De la compleja serie de ocupaciones que genera el cultivo, la más dura es la del jornalero, quien desempeña con sus manos todas las labores que requiere el cafeto. En épocas de cosecha, hombres procedentes de todo el país se concentran en las galerías de pueblos y ciudades cafeteras, a donde el domingo irá a buscarlos principalmente el contratista de las grandes haciendas, pero también el propietario de la pequeña finca, que alcanza a responder por la mísera paga. Durmiendo en el suelo de los galpones, a veces sobre los mismos costales que les dan para empacar el grano, alimentándose con agua de panela y sancocho de plátano que les descuentan del jornal y trabajando “de seis a seis con media hora para almorzar”, pasan su vida desde la edad en que ya pueden arrancar las pepas rojas del arbusto. Toda la familia ha de ganarse el pan: mujeres, viejos, muchachos de 12 años que no han hecho nada diferente desde que el cafetal da la comida de sus padres. Así pasa el tiempo, “boleando azadón y esperando a ver si mañana…”, como lo expresaba un labriego de Calarcá.
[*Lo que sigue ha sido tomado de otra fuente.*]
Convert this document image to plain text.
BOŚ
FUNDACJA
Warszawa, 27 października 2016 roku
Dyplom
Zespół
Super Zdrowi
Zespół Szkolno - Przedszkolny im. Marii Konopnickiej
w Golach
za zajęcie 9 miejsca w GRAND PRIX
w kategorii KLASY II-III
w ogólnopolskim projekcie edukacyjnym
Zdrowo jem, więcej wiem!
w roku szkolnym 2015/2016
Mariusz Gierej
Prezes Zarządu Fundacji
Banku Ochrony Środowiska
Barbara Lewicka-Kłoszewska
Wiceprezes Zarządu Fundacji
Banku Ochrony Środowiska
Les pagan a destajo y de la intensidad con que trabajan en el día depende que puedan o no prolongar su precaria existencia. Al final de la tarde entregan en el beneficiadero el café recogido y después de varias horas de cola, que los retienen a veces hasta media noche, les van anotando lo recolectado. A través de los años, cosecha tras cosecha, los trabajadores se organizan y condicionan la cogida del grano a un alza de salarios, desafiando intervenciones del ejército, amenazas y coacciones de toda clase. Sólo así han logrado incrementar sus menguados ingresos. Para la cosecha de 1974, los jornaleros de Gigante, Huila, paralizaron la recolección hasta conseguir un aumento de $13 a $14 por arroba, y en febrero de 1977, de $14 a $18. En 1973, en Chinchiná y Manizales, entraron en paro, realizaron concentraciones en las galerías y mítines en los cafetales. A pesar de que los dirigentes de la huelga fueron encarcelados y la región fue totalmente militarizada, consiguieron que de $1.50 se aumentara el kilo a $2.
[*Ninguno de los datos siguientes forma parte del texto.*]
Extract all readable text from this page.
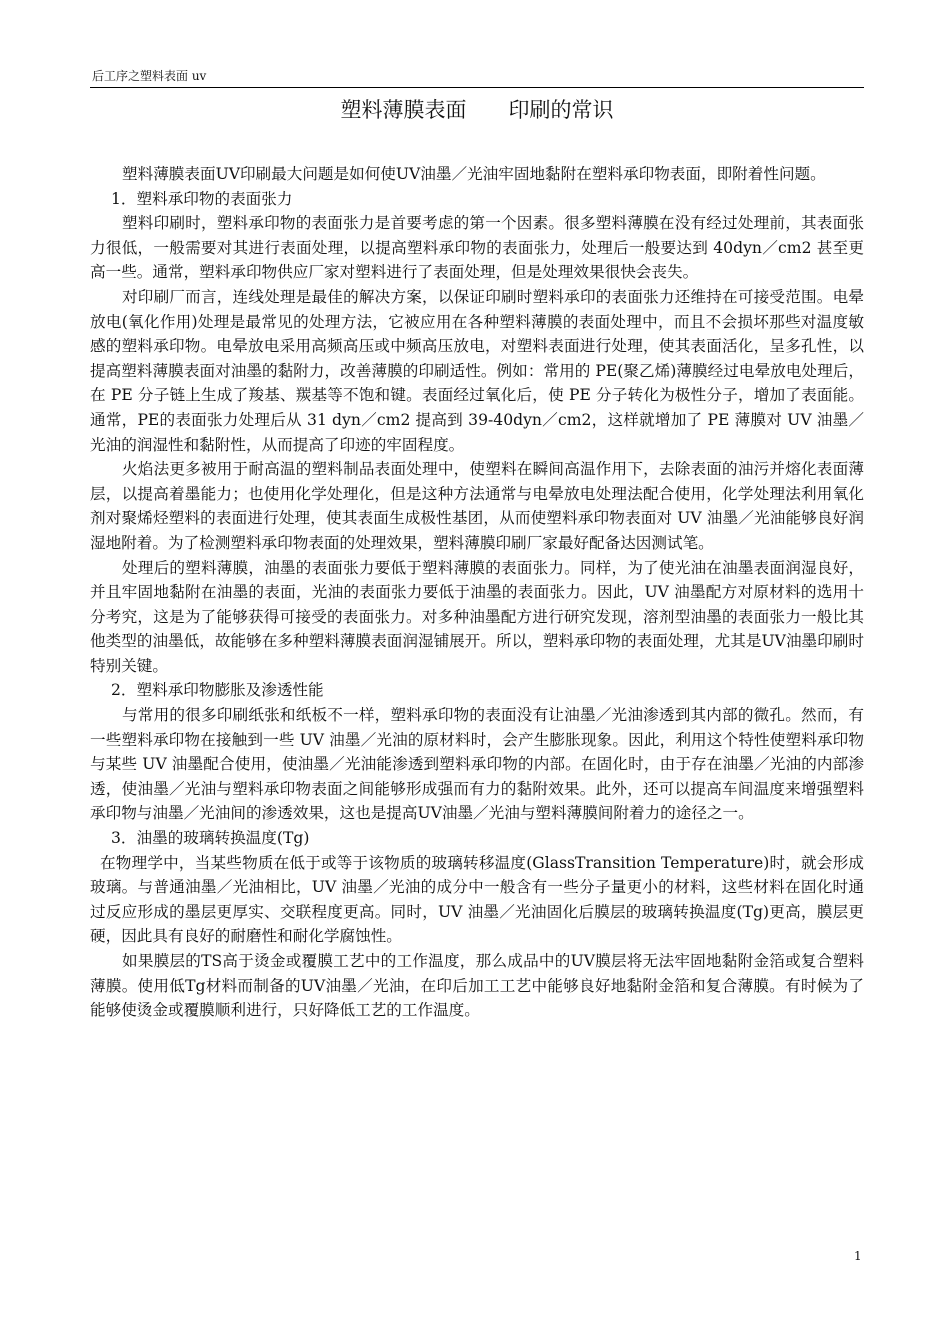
后工序之塑料表面 uv
塑料薄膜表面　　印刷的常识

塑料薄膜表面UV印刷最大问题是如何使UV油墨／光油牢固地黏附在塑料承印物表面，即附着性问题。

1．塑料承印物的表面张力

塑料印刷时，塑料承印物的表面张力是首要考虑的第一个因素。很多塑料薄膜在没有经过处理前，其表面张力很低，一般需要对其进行表面处理，以提高塑料承印物的表面张力，处理后一般要达到 40dyn／cm2 甚至更高一些。通常，塑料承印物供应厂家对塑料进行了表面处理，但是处理效果很快会丧失。

对印刷厂而言，连线处理是最佳的解决方案，以保证印刷时塑料承印的表面张力还维持在可接受范围。电晕放电(氧化作用)处理是最常见的处理方法，它被应用在各种塑料薄膜的表面处理中，而且不会损坏那些对温度敏感的塑料承印物。电晕放电采用高频高压或中频高压放电，对塑料表面进行处理，使其表面活化，呈多孔性，以提高塑料薄膜表面对油墨的黏附力，改善薄膜的印刷适性。例如：常用的 PE(聚乙烯)薄膜经过电晕放电处理后，在 PE 分子链上生成了羧基、羰基等不饱和键。表面经过氧化后，使 PE 分子转化为极性分子，增加了表面能。通常，PE的表面张力处理后从 31 dyn／cm2 提高到 39-40dyn／cm2，这样就增加了 PE 薄膜对 UV 油墨／光油的润湿性和黏附性，从而提高了印迹的牢固程度。

火焰法更多被用于耐高温的塑料制品表面处理中，使塑料在瞬间高温作用下，去除表面的油污并熔化表面薄层，以提高着墨能力；也使用化学处理化，但是这种方法通常与电晕放电处理法配合使用，化学处理法利用氧化剂对聚烯烃塑料的表面进行处理，使其表面生成极性基团，从而使塑料承印物表面对 UV 油墨／光油能够良好润湿地附着。为了检测塑料承印物表面的处理效果，塑料薄膜印刷厂家最好配备达因测试笔。

处理后的塑料薄膜，油墨的表面张力要低于塑料薄膜的表面张力。同样，为了使光油在油墨表面润湿良好，并且牢固地黏附在油墨的表面，光油的表面张力要低于油墨的表面张力。因此，UV 油墨配方对原材料的选用十分考究，这是为了能够获得可接受的表面张力。对多种油墨配方进行研究发现，溶剂型油墨的表面张力一般比其他类型的油墨低，故能够在多种塑料薄膜表面润湿铺展开。所以，塑料承印物的表面处理，尤其是UV油墨印刷时特别关键。

2．塑料承印物膨胀及渗透性能

与常用的很多印刷纸张和纸板不一样，塑料承印物的表面没有让油墨／光油渗透到其内部的微孔。然而，有一些塑料承印物在接触到一些 UV 油墨／光油的原材料时，会产生膨胀现象。因此，利用这个特性使塑料承印物与某些 UV 油墨配合使用，使油墨／光油能渗透到塑料承印物的内部。在固化时，由于存在油墨／光油的内部渗透，使油墨／光油与塑料承印物表面之间能够形成强而有力的黏附效果。此外，还可以提高车间温度来增强塑料承印物与油墨／光油间的渗透效果，这也是提高UV油墨／光油与塑料薄膜间附着力的途径之一。

3．油墨的玻璃转换温度(Tg)

在物理学中，当某些物质在低于或等于该物质的玻璃转移温度(GlassTransition Temperature)时，就会形成玻璃。与普通油墨／光油相比，UV 油墨／光油的成分中一般含有一些分子量更小的材料，这些材料在固化时通过反应形成的墨层更厚实、交联程度更高。同时，UV 油墨／光油固化后膜层的玻璃转换温度(Tg)更高，膜层更硬，因此具有良好的耐磨性和耐化学腐蚀性。

如果膜层的TS高于烫金或覆膜工艺中的工作温度，那么成品中的UV膜层将无法牢固地黏附金箔或复合塑料薄膜。使用低Tg材料而制备的UV油墨／光油，在印后加工工艺中能够良好地黏附金箔和复合薄膜。有时候为了能够使烫金或覆膜顺利进行，只好降低工艺的工作温度。

1
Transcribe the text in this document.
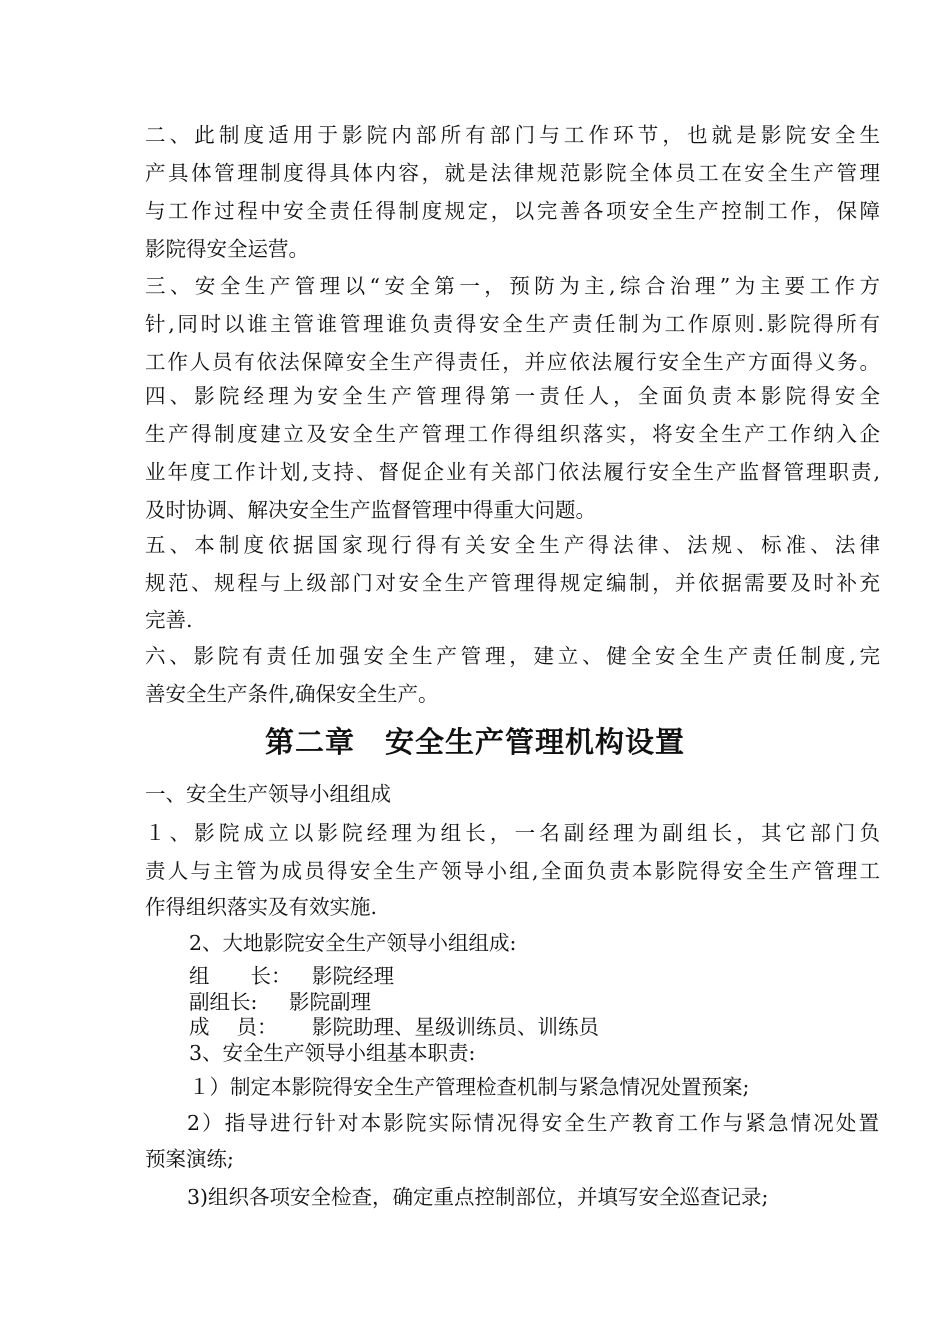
二、此制度适用于影院内部所有部门与工作环节，也就是影院安全生
产具体管理制度得具体内容，就是法律规范影院全体员工在安全生产管理
与工作过程中安全责任得制度规定，以完善各项安全生产控制工作，保障
影院得安全运营。
三、安全生产管理以“安全第一，预防为主,综合治理”为主要工作方
针,同时以谁主管谁管理谁负责得安全生产责任制为工作原则.影院得所有
工作人员有依法保障安全生产得责任，并应依法履行安全生产方面得义务。
四、影院经理为安全生产管理得第一责任人，全面负责本影院得安全
生产得制度建立及安全生产管理工作得组织落实，将安全生产工作纳入企
业年度工作计划,支持、督促企业有关部门依法履行安全生产监督管理职责,
及时协调、解决安全生产监督管理中得重大问题。
五、本制度依据国家现行得有关安全生产得法律、法规、标准、法律
规范、规程与上级部门对安全生产管理得规定编制，并依据需要及时补充
完善.
六、影院有责任加强安全生产管理，建立、健全安全生产责任制度,完
善安全生产条件,确保安全生产。
第二章　安全生产管理机构设置
一、安全生产领导小组组成
１、影院成立以影院经理为组长，一名副经理为副组长，其它部门负
责人与主管为成员得安全生产领导小组,全面负责本影院得安全生产管理工
作得组织落实及有效实施.
2、大地影院安全生产领导小组组成:
组　　长： 影院经理
副组长: 影院副理
成　 员： 影院助理、星级训练员、训练员
3、安全生产领导小组基本职责:
１）制定本影院得安全生产管理检查机制与紧急情况处置预案;
2）指导进行针对本影院实际情况得安全生产教育工作与紧急情况处置
预案演练;
3)组织各项安全检查，确定重点控制部位，并填写安全巡查记录;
Por otra parte, el cuidado de las fincas pequeñas, o de los tajos de café en las grandes haciendas está a cargo de agregados y alimentadores, campesinos sin tierra que, por una remuneración semejante a la del jornalero, deben responder por los cultivos, las cosechas, la contratación y alimentación de los trabajadores. A cambio de sus enormes responsabilidades, disfrutan de una humilde vivienda en la finca. Su contrato es generalmente verbal y con suerte logran permanecer más de un año en un mismo sitio. A veces cuidan una finca por 20 años, al cabo de los cuales salen sin un centavo.

“Plan Cosecha”
A causa de la frecuencia y combatividad de estas protestas, el ejército ha convertido las áreas cafeteras en verdaderas zonas de guerra. En las poblaciones y veredas de alta producción hay retenes e incluso batallones enteros que controlan estrictamente la entrada y salida de gente, como sucede en Pueblotapado y Quebradanegra, Quindío. Se requisa al campesino que transita por los caminos, se le exige autorización escrita de un propietario para llevar de un lugar a otro cualquier fruto de la tierra, se espía al trabajador durante sus labores, se detiene a los que en alguna forma manifiestan su inconformidad.
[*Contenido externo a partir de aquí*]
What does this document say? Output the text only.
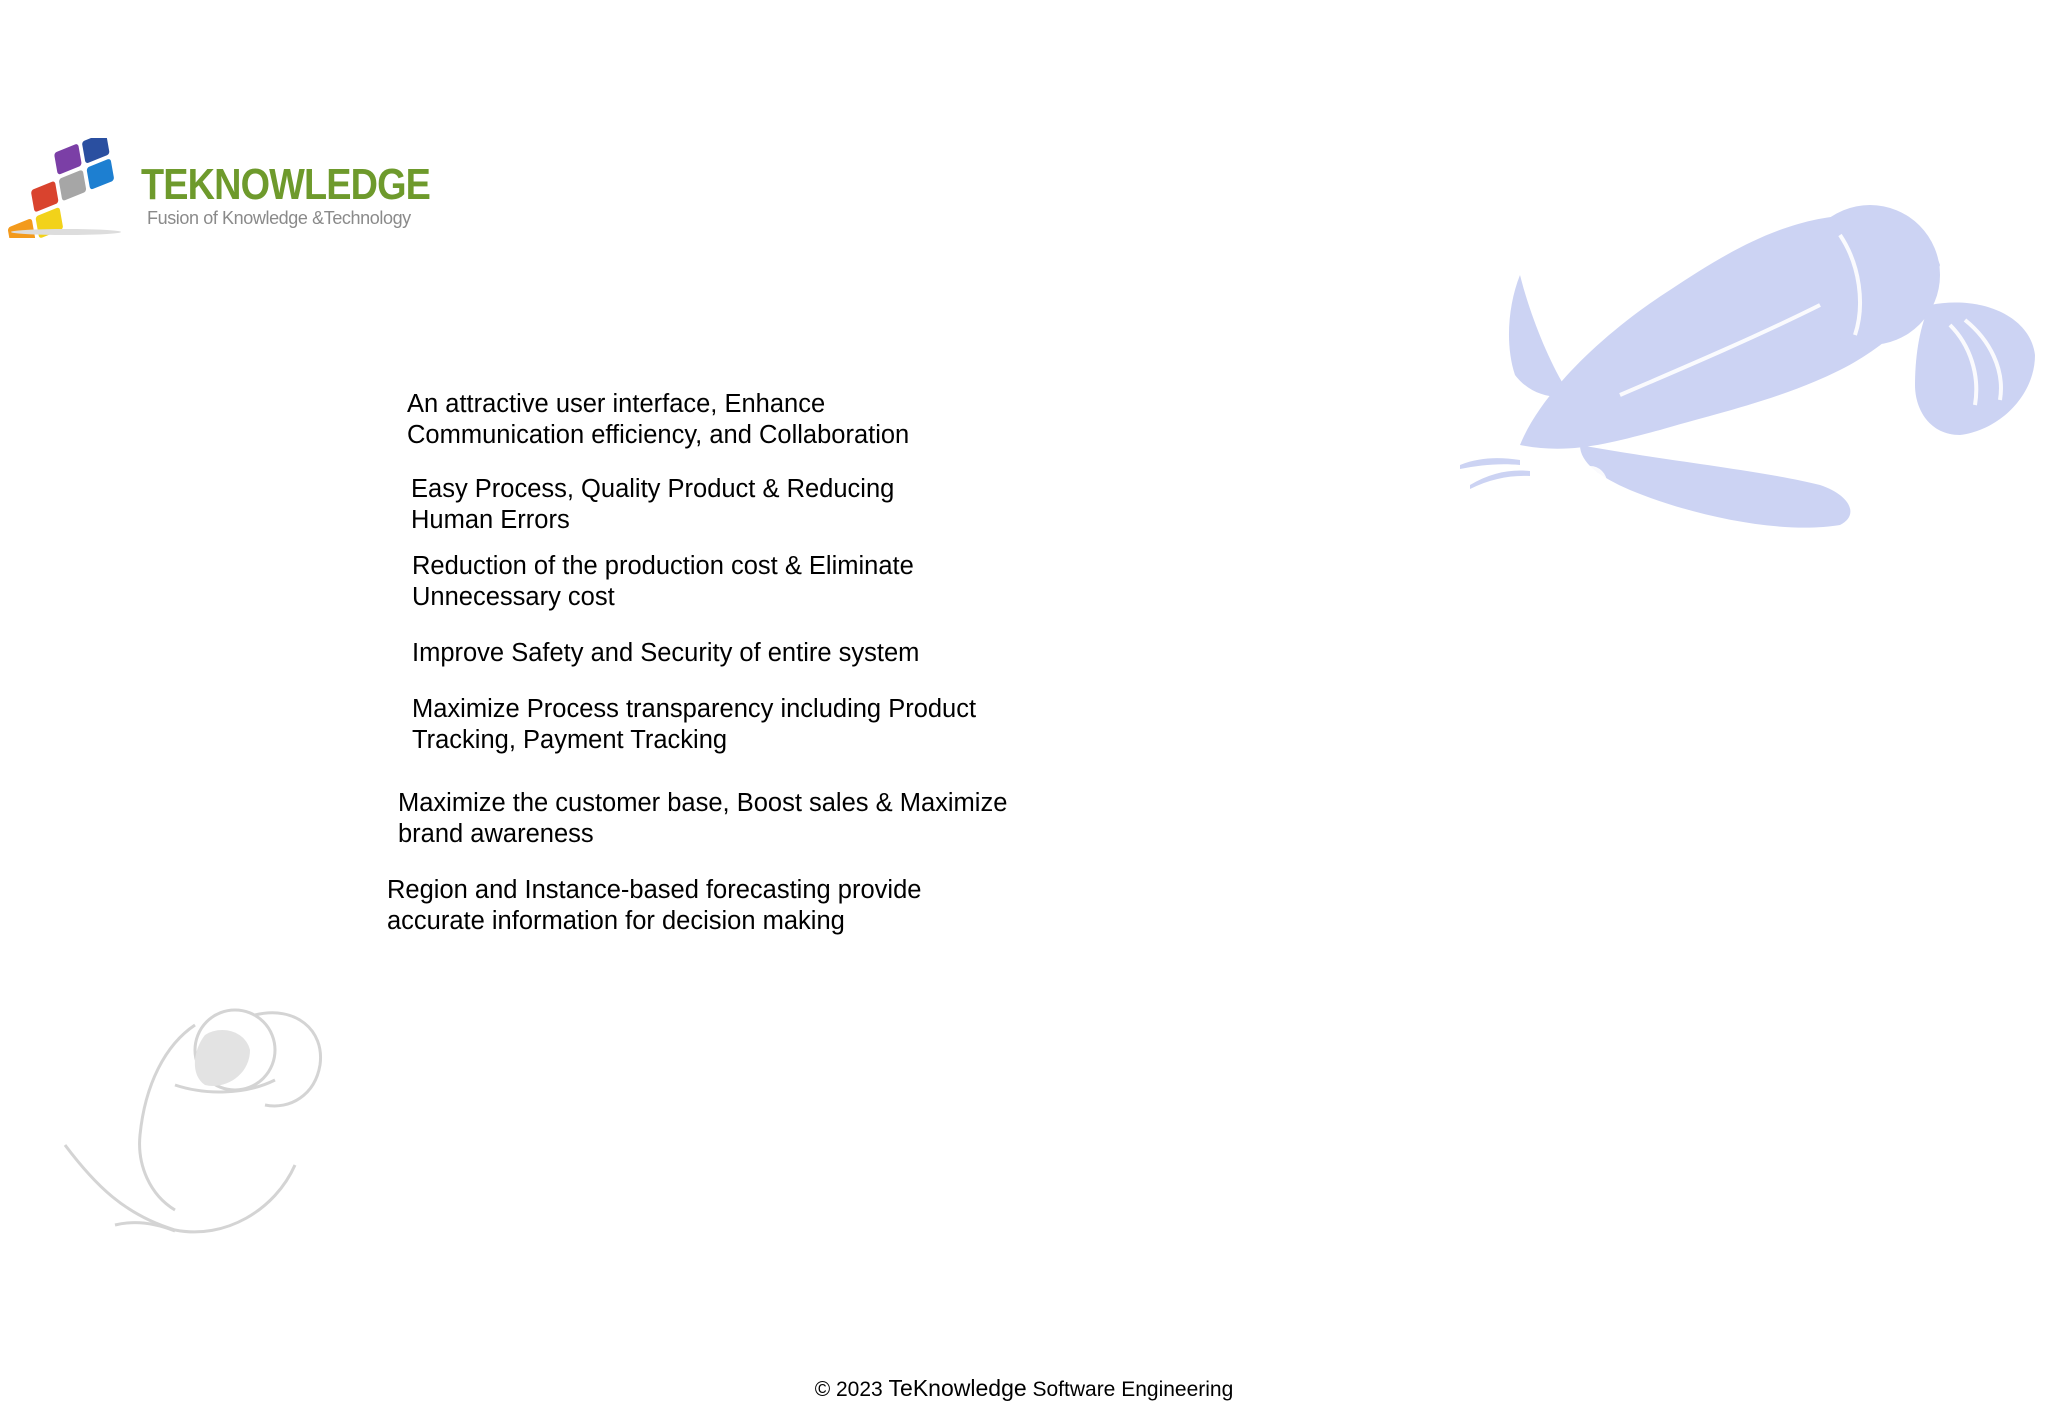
TEKNOWLEDGE
Fusion of Knowledge &Technology
An attractive user interface, Enhance
Communication efficiency, and Collaboration
Easy Process, Quality Product & Reducing
Human Errors
Reduction of the production cost & Eliminate
Unnecessary cost
Improve Safety and Security of entire system
Maximize Process transparency including Product
Tracking, Payment Tracking
Maximize the customer base, Boost sales & Maximize
brand awareness
Region and Instance-based forecasting provide
accurate information for decision making
© 2023 TeKnowledge Software Engineering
Y desde el movimiento de los andariegos en Chinchiná, en 1973, cada año se lanza en Caldas el flamante “Plan Cosecha”, “gigantesco operativo” del ejército, la policía, el DAS y el F-2 en coordinación con el Comité Departamental de Cafeteros, consistente en que, a diario, “personal de los 3 cuerpos de seguridad hace guardia a pie, a caballo, en automóvil, por rastrojos, puentes, cruces de caminos por donde el campesino recolector del grano tiene que transitar”. (La Patria, agosto 27/76). Es decir, que mientras más intensamente trabaja y produce más, el jornalero es tratado peor que un delincuente por las autoridades. Millones de kilos de café parten entonces de los cultivos, se venden en New York a más de $200 cada uno, pero al que lo recoge le pagan máximo $3, y la miseria en la zona, lejos de disminuir, se agudiza en tales épocas. Proliferan los enfermos, los que se arriendan a cambio de la comida y un rincón para dormir, los que proceden de regiones distantes y después de meses de trabajo no tienen ni para el pasaje de regreso. Se cierran las escuelas para disponer del trabajo infantil y se obliga a los presos a participar en la faena. He ahí la dura y dolora situación de los verdaderos forjadores de la riqueza cafetera que tanto enorgullece y engorda a la oligarquía colombiana.

“Como corcho en remolino”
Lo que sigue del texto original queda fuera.